Movie Love in the Fifties
- Binding: Hardcover
- Publisher: Alfred A. Knopf
- Publish date: 10/01/2001
Harvey begins with the late 1940s and shows how film noir paved the way for the living-room melodramas of the 1950s in movies that reveal feverish angst between men and women. He shows how movie heroines who dominated the 1940s films became blander and blonder in the 1950s and were replaced by the new boy-men stars who became subversive figures-rebels without a cause.
Harvey discusses the films of Hitchcock (Vertigo) and Fritz Lang (Woman in The Window; The Big Heat); Max Ophuls (The Reckless Moment), and Robert Siodmak (Christmas Holiday).

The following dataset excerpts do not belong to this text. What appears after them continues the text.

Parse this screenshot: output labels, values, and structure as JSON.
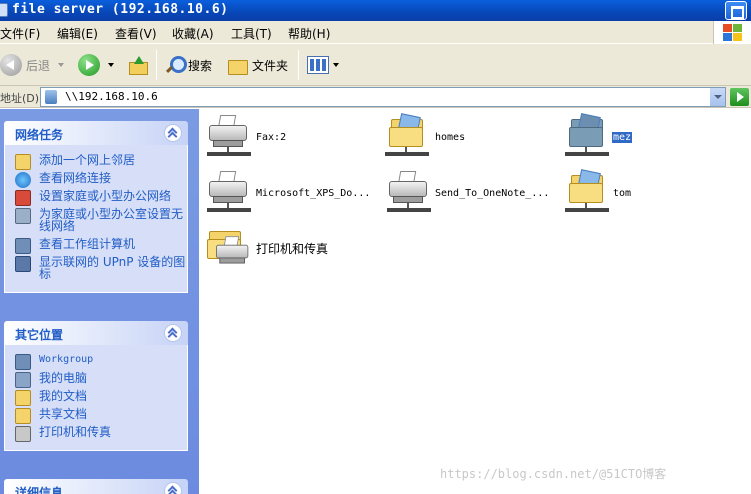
{
  "window": {
    "title": "file server (192.168.10.6)"
  },
  "menu": {
    "items": [
      "文件(F)",
      "编辑(E)",
      "查看(V)",
      "收藏(A)",
      "工具(T)",
      "帮助(H)"
    ]
  },
  "toolbar": {
    "back_label": "后退",
    "search_label": "搜索",
    "folders_label": "文件夹"
  },
  "address": {
    "label": "地址(D)",
    "value": "\\\\192.168.10.6"
  },
  "tasks": {
    "network": {
      "title": "网络任务",
      "links": [
        "添加一个网上邻居",
        "查看网络连接",
        "设置家庭或小型办公网络",
        "为家庭或小型办公室设置无线网络",
        "查看工作组计算机",
        "显示联网的 UPnP 设备的图标"
      ]
    },
    "other": {
      "title": "其它位置",
      "links": [
        "Workgroup",
        "我的电脑",
        "我的文档",
        "共享文档",
        "打印机和传真"
      ]
    },
    "details": {
      "title": "详细信息"
    }
  },
  "items": [
    {
      "label": "Fax:2",
      "icon": "printer-icon"
    },
    {
      "label": "homes",
      "icon": "shared-folder-icon"
    },
    {
      "label": "mez",
      "icon": "shared-folder-icon"
    },
    {
      "label": "Microsoft_XPS_Do...",
      "icon": "printer-icon"
    },
    {
      "label": "Send_To_OneNote_...",
      "icon": "printer-icon"
    },
    {
      "label": "tom",
      "icon": "shared-folder-icon"
    },
    {
      "label": "打印机和传真",
      "icon": "printers-faxes-icon"
    }
  ],
  "watermark": "https://blog.csdn.net/@51CTO博客"
}
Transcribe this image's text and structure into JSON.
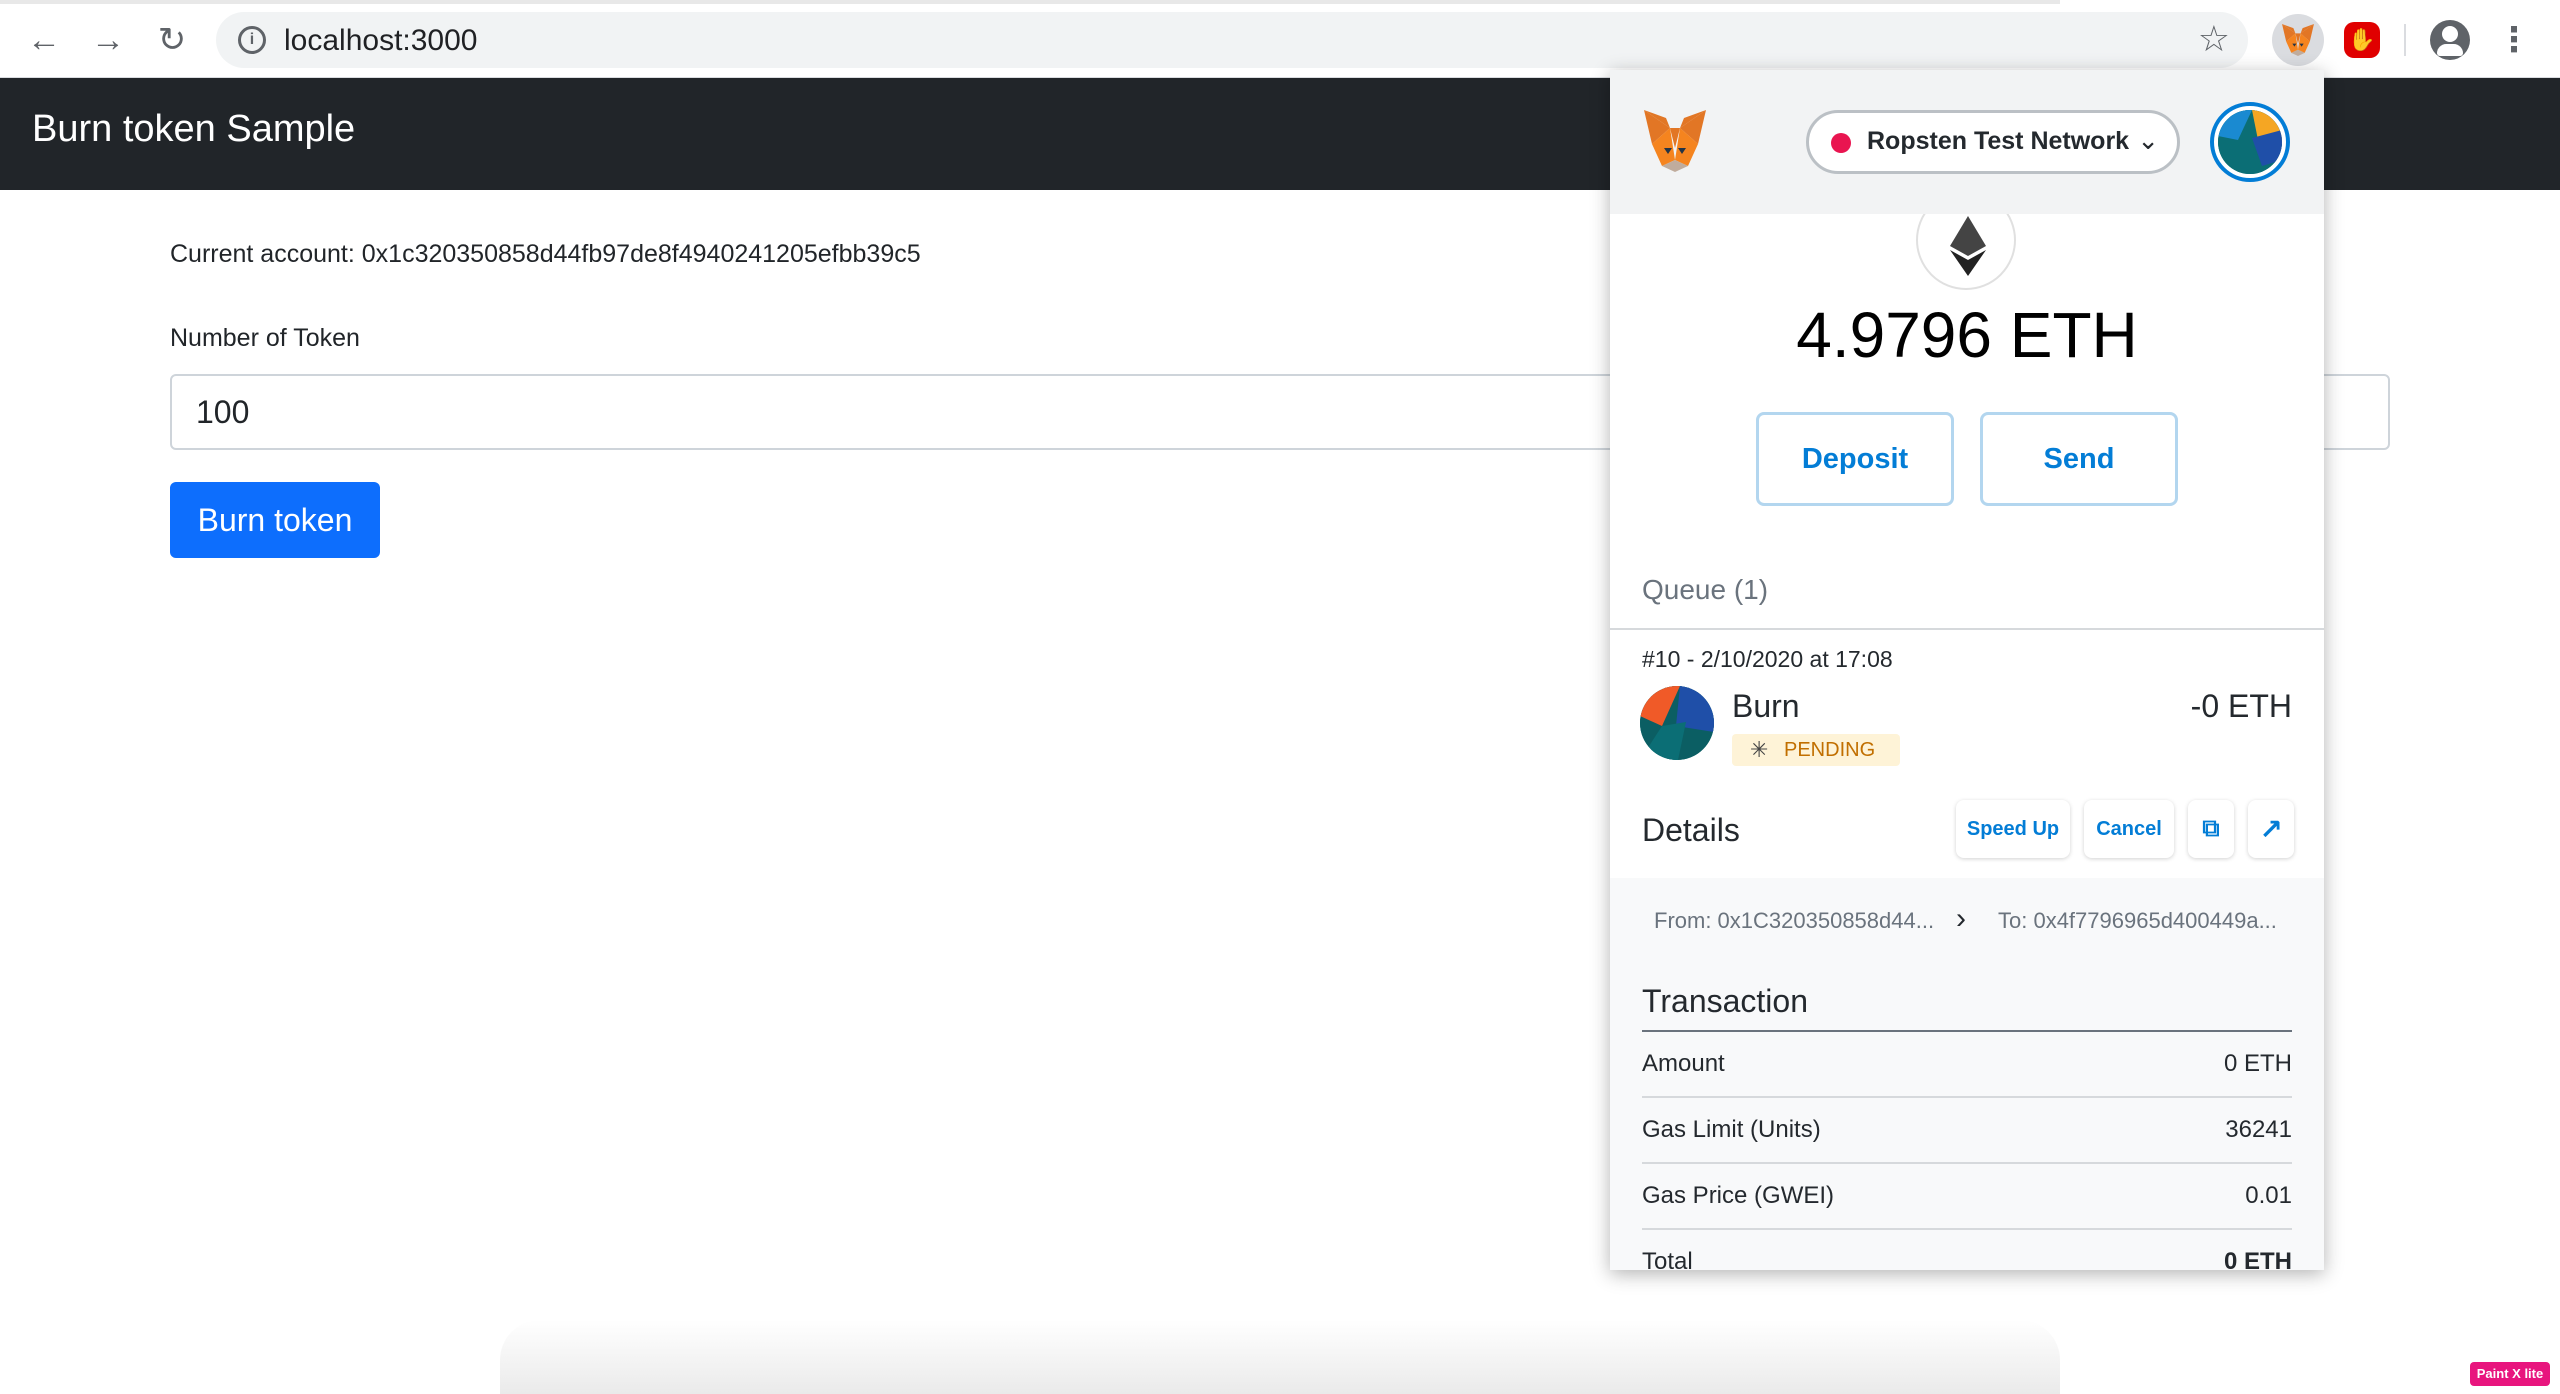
{
  "browser": {
    "url": "localhost:3000",
    "back_icon": "arrow-left-icon",
    "forward_icon": "arrow-right-icon",
    "reload_icon": "reload-icon"
  },
  "page": {
    "brand": "Burn token Sample",
    "account_label": "Current account: 0x1c320350858d44fb97de8f4940241205efbb39c5",
    "input_label": "Number of Token",
    "input_value": "100",
    "burn_button": "Burn token",
    "badge": "Paint X lite"
  },
  "metamask": {
    "network": "Ropsten Test Network",
    "network_color": "#e91550",
    "balance": "4.9796 ETH",
    "deposit": "Deposit",
    "send": "Send",
    "queue": "Queue (1)",
    "tx": {
      "date": "#10 - 2/10/2020 at 17:08",
      "name": "Burn",
      "amount": "-0 ETH",
      "status": "PENDING"
    },
    "details": {
      "title": "Details",
      "speed_up": "Speed Up",
      "cancel": "Cancel",
      "from": "From: 0x1C320350858d44...",
      "to": "To: 0x4f7796965d400449a..."
    },
    "transaction": {
      "title": "Transaction",
      "rows": [
        {
          "label": "Amount",
          "value": "0 ETH"
        },
        {
          "label": "Gas Limit (Units)",
          "value": "36241"
        },
        {
          "label": "Gas Price (GWEI)",
          "value": "0.01"
        },
        {
          "label": "Total",
          "value": "0 ETH"
        }
      ]
    }
  },
  "colors": {
    "navbar": "#212529",
    "primary": "#0d6efd",
    "metamask_blue": "#037dd6"
  }
}
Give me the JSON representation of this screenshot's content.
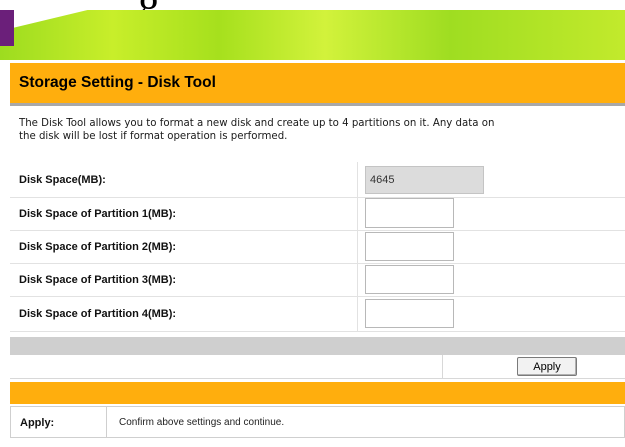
{
  "header": {
    "top_glyph": "g",
    "title": "Storage Setting - Disk Tool"
  },
  "description": {
    "line1": "The Disk Tool allows you to format a new disk and create up to 4 partitions on it. Any data on",
    "line2": "the disk will be lost if format operation is performed."
  },
  "form": {
    "disk_space": {
      "label": "Disk Space(MB):",
      "value": "4645"
    },
    "partitions": [
      {
        "label": "Disk Space of Partition 1(MB):",
        "value": ""
      },
      {
        "label": "Disk Space of Partition 2(MB):",
        "value": ""
      },
      {
        "label": "Disk Space of Partition 3(MB):",
        "value": ""
      },
      {
        "label": "Disk Space of Partition 4(MB):",
        "value": ""
      }
    ],
    "apply_label": "Apply"
  },
  "help": {
    "label": "Apply:",
    "text": "Confirm above settings and continue."
  },
  "colors": {
    "orange": "#ffae0d",
    "banner_green": "#b5e625",
    "banner_purple": "#6b1f7a"
  }
}
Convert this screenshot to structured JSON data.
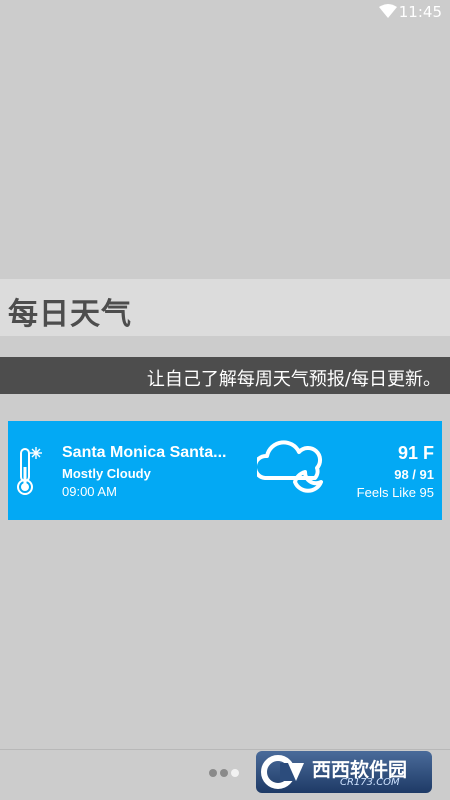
{
  "status_bar": {
    "time": "11:45",
    "wifi_icon": "wifi-icon"
  },
  "header": {
    "title": "每日天气",
    "subtitle": "让自己了解每周天气预报/每日更新。"
  },
  "weather_card": {
    "location": "Santa Monica Santa...",
    "condition": "Mostly Cloudy",
    "time": "09:00 AM",
    "temperature": "91 F",
    "high_low": "98 / 91",
    "feels_like": "Feels Like 95",
    "card_color": "#03a9f4",
    "thermometer_icon": "thermometer-snowflake-icon",
    "weather_icon": "cloud-moon-icon"
  },
  "pager": {
    "total": 3,
    "active_index": 2
  },
  "watermark": {
    "text": "西西软件园",
    "subtext": "CR173.COM"
  }
}
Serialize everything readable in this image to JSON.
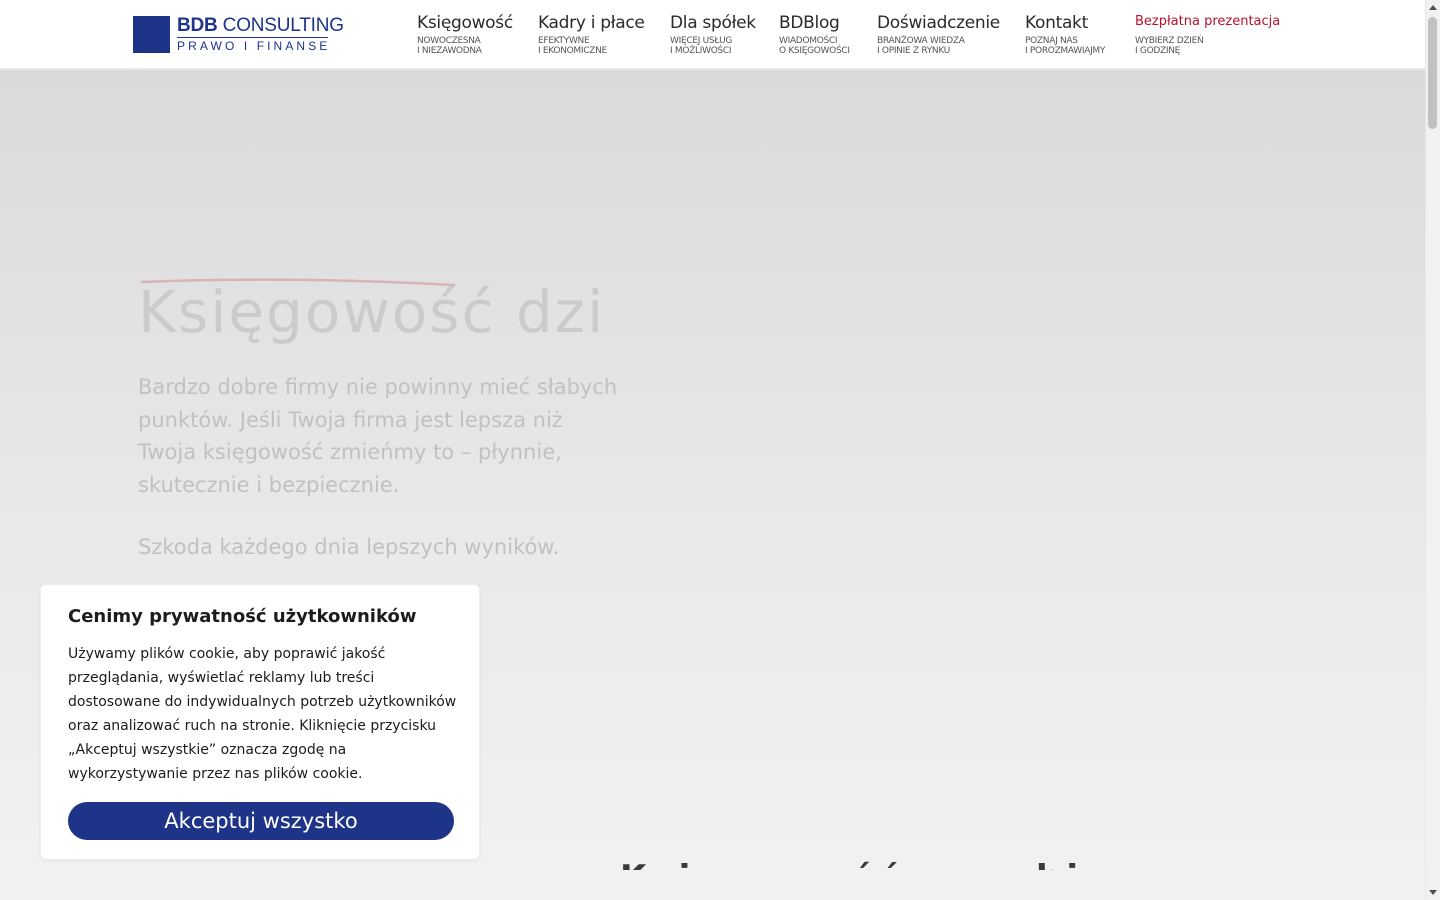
{
  "header": {
    "logo": {
      "main_bold": "BDB",
      "main_rest": "CONSULTING",
      "sub": "PRAWO I FINANSE"
    },
    "nav": [
      {
        "label": "Księgowość",
        "sub1": "NOWOCZESNA",
        "sub2": "I NIEZAWODNA"
      },
      {
        "label": "Kadry i płace",
        "sub1": "EFEKTYWNE",
        "sub2": "I EKONOMICZNE"
      },
      {
        "label": "Dla spółek",
        "sub1": "WIĘCEJ USŁUG",
        "sub2": "I MOŻLIWOŚCI"
      },
      {
        "label": "BDBlog",
        "sub1": "WIADOMOŚCI",
        "sub2": "O KSIĘGOWOŚCI"
      },
      {
        "label": "Doświadczenie",
        "sub1": "BRANŻOWA WIEDZA",
        "sub2": "I OPINIE Z RYNKU"
      },
      {
        "label": "Kontakt",
        "sub1": "POZNAJ NAS",
        "sub2": "I POROZMAWIAJMY"
      },
      {
        "label": "Bezpłatna prezentacja",
        "sub1": "WYBIERZ DZIEŃ",
        "sub2": "I GODZINĘ"
      }
    ]
  },
  "hero": {
    "heading": "Księgowość dzi",
    "text": "Bardzo dobre firmy nie powinny mieć słabych punktów. Jeśli Twoja firma jest lepsza niż Twoja księgowość zmieńmy to – płynnie, skutecznie i bezpiecznie.",
    "subtext": "Szkoda każdego dnia lepszych wyników.",
    "bottom_heading": "Księgowość z ambicjami"
  },
  "cookie": {
    "title": "Cenimy prywatność użytkowników",
    "body": "Używamy plików cookie, aby poprawić jakość przeglądania, wyświetlać reklamy lub treści dostosowane do indywidualnych potrzeb użytkowników oraz analizować ruch na stronie. Kliknięcie przycisku „Akceptuj wszystkie” oznacza zgodę na wykorzystywanie przez nas plików cookie.",
    "button": "Akceptuj wszystko"
  },
  "colors": {
    "brand": "#1e3489",
    "accent": "#b7122d"
  }
}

He writes of the two quintessential directors of the 1950s, Nicholas Ray (In A Lonely Place; Johnny Guitar) and Douglas Sirk (Imitation of Life; Written On the Wind) -- both directors making genre pictures, both working against the movie trends of the day, when serious filmmakers, such as Stanley Kramer and Elia Kazan, were making "relevant" pictures that captured a new true-to-life realism.
Harvey analyzes the work of the director with the single greatest influence on the "post-classical" movie, Orson Welles (Touch of Evil), as well as the work of the actors and actresses who so crucially affected these films. Among them: Gloria Graham, Jane Greer, Barbara Stanwyck, Joan Bennett, Kim Novak, Glenn Ford, Robert Mitchum, Sterling Hayden, Marlon Brando, James Dean, and Marilyn Monroe.